In project finance, there are quantitative criteria used to reduce the risks and determine the amount and cost of debt financing. These indicators directly affect the effectiveness of the project, since they can lead both to an increase in tariffs (prices) for goods of the projectproduced, as well as to changes in the cost structure. These criteria can be divided into two groups:
I. D/E — the ratio of debt and equity capital in total financing of the project;
II. Debt cover ratio - the ratio characterizing, the durability of the project.
The ratio of debt and equity of the project company is an important factor taken into account when considering the application by the bank to finance the project. The greater the risk of the project, the greater the required value of the share of equity.
Coverage ratios characterize the possible project company to pay on its debt. These indicators can be of two types: interval and cumulative.
Debt coverage ratio (DCRt) or debt-service coverage ratio (DSCRt)refer to the number of interval indicators calculated for a certain period of time (for example, one year). It represents the ratio of the actual or estimated, values for the t-th time period free cash flow of the project company (FCF), to the value of the debt (with interest) of the project company (Debt), to be paid during this period (for all credit agreements and loan commitments.

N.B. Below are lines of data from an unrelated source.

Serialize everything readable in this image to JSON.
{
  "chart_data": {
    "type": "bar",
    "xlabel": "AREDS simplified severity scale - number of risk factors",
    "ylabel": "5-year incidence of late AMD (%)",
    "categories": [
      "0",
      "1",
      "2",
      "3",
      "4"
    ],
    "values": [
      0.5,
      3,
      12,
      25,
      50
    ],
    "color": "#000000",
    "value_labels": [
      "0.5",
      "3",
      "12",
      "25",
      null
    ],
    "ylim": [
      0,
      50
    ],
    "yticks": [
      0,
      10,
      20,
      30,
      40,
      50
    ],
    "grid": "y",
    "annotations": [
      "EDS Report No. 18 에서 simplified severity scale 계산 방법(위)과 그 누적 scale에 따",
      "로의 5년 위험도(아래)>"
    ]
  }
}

In practice of project finance DCR value should be between 1.2 to 2 - depending on the project risk and credit rating of the project company. The greater the risk of the project, the greater the value of the index is required by the lender.
Along with interval indicators debt coverage in the practice of project finance indicators calculated by comparing the cumulative cash flow and debt of the project company, are widely used. The period of time for which the analysis can be limited to a term loan agreement (indicator LLCR - loan life cover ratio) or the remaining time of the project life cycle (PLCR - project life cover ratio).
The LLCR index reflects the interests of creditors:
PV (FCF) - the value of free cash flow, given the time of calculation using a discount rate reflecting the cost of capital.Indicator PLCR reflects the interests of all stakeholders of the project is to design and project company does not become bankrupt:
The greater the volatility of the FCF project, the more important LLCR creditors require (to reduce risk).For calculating and monitoring indicator PLCR is very important to determine the purpose of the project and thus the year of completion of the project lifecycle.
Since all coverage ratios are calculated based on the projected or actual value of Free Cash Flow, they can be applied only at the stage of the project life cycle, when the flow becomes positive. Cumulative figures characterize the possibility of the project and the project company to pay off the debt for the corresponding periods of time, allowing you to make decisions in advance about the necessity and conditions of a possible debt restructuring.The indicators characterizing the ratio of D / E, that is financial leverage and debt coverage indicators directly affect the effectiveness of the project, as they can lead both to an increase in tariffs (prices) for the products of the project, as well as to changes in the cost structure.